ミルクの甘い香りが鼻腔をくすぐる。狭苦しいアパートに充満していた赤ん坊の香りを思い出した。
宝物を扱うように、そっと朝陽を抱き寄せる。朝陽は確かにここにいる。その事実だけで俺は救われた気がした。
それから母さんが、手帳サイズの冊子をベッドの端に置いた。
「これ、大事なものだからきちんと管理していなさい」
冊子の表紙には『母子手帳』と記されている。日和が妊婦検診の時に鞄に入れていたものだ。存在は知っていたけど、まじまじと見たのは初めてだった。
「なんだよこれ?」
「これは母子手帳っていって、赤ちゃんとお母さんの健康状態を記録するものよ。日和ちゃんはマメだったから、妊娠中の様子を細かく書いていたようね。
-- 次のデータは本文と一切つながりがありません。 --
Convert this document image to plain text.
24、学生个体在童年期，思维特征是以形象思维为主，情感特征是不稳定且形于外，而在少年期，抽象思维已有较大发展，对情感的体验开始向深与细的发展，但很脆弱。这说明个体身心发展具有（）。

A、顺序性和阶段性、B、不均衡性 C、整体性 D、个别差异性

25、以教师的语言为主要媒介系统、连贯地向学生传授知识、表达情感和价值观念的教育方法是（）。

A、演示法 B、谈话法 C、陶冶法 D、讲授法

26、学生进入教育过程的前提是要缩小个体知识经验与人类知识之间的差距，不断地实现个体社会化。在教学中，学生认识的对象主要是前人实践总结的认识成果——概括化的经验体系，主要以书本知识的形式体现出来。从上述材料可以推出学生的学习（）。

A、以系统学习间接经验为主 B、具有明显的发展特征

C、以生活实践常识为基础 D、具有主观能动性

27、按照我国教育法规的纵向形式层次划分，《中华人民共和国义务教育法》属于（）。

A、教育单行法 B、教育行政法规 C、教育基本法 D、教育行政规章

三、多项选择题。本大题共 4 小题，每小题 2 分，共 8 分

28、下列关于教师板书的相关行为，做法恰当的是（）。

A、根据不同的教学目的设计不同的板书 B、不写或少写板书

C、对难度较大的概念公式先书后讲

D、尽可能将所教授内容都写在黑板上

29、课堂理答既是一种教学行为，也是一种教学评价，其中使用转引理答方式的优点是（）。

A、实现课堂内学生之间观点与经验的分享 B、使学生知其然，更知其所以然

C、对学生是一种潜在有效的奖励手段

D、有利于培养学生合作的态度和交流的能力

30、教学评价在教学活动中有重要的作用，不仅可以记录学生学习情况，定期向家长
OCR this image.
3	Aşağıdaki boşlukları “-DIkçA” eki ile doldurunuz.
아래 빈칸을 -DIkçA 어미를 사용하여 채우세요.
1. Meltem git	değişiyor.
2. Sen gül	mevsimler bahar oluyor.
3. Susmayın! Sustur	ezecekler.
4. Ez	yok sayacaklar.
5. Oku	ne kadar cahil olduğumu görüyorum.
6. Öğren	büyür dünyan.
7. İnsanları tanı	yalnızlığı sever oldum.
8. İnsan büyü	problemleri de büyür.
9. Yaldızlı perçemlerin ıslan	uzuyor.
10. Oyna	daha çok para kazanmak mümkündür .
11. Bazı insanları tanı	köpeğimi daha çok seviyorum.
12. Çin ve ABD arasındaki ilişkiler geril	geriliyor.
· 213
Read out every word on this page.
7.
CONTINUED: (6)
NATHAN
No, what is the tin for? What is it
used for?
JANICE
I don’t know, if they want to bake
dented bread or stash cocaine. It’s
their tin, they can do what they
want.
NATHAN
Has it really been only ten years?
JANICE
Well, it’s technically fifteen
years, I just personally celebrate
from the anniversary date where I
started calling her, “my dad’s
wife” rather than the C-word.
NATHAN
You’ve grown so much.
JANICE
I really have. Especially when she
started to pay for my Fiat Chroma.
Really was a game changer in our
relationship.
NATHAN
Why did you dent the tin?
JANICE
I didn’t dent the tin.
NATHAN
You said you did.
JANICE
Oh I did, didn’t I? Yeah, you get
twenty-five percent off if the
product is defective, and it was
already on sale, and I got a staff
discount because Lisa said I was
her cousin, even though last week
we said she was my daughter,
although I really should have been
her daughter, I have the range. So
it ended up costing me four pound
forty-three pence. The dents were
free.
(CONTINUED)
落ち着いたら、読んでみるといいわ」
「ああ、分かった」
俺は母子手帳を手に取る。表紙には日和の筆跡で、家族三人の名前が書かれていた。
「それじゃあ、私は先生にご挨拶してくるから、朝陽ちゃんを見ていてね」
そう告げると、母さんは病室から出て行った。
病室の中が、しんと静まり返る。目の前には、すやすやと眠る朝陽がいた。
俺は朝陽を起こさないように、そっとベッドに寝かせる。それからパラパラと母子手帳をめくった。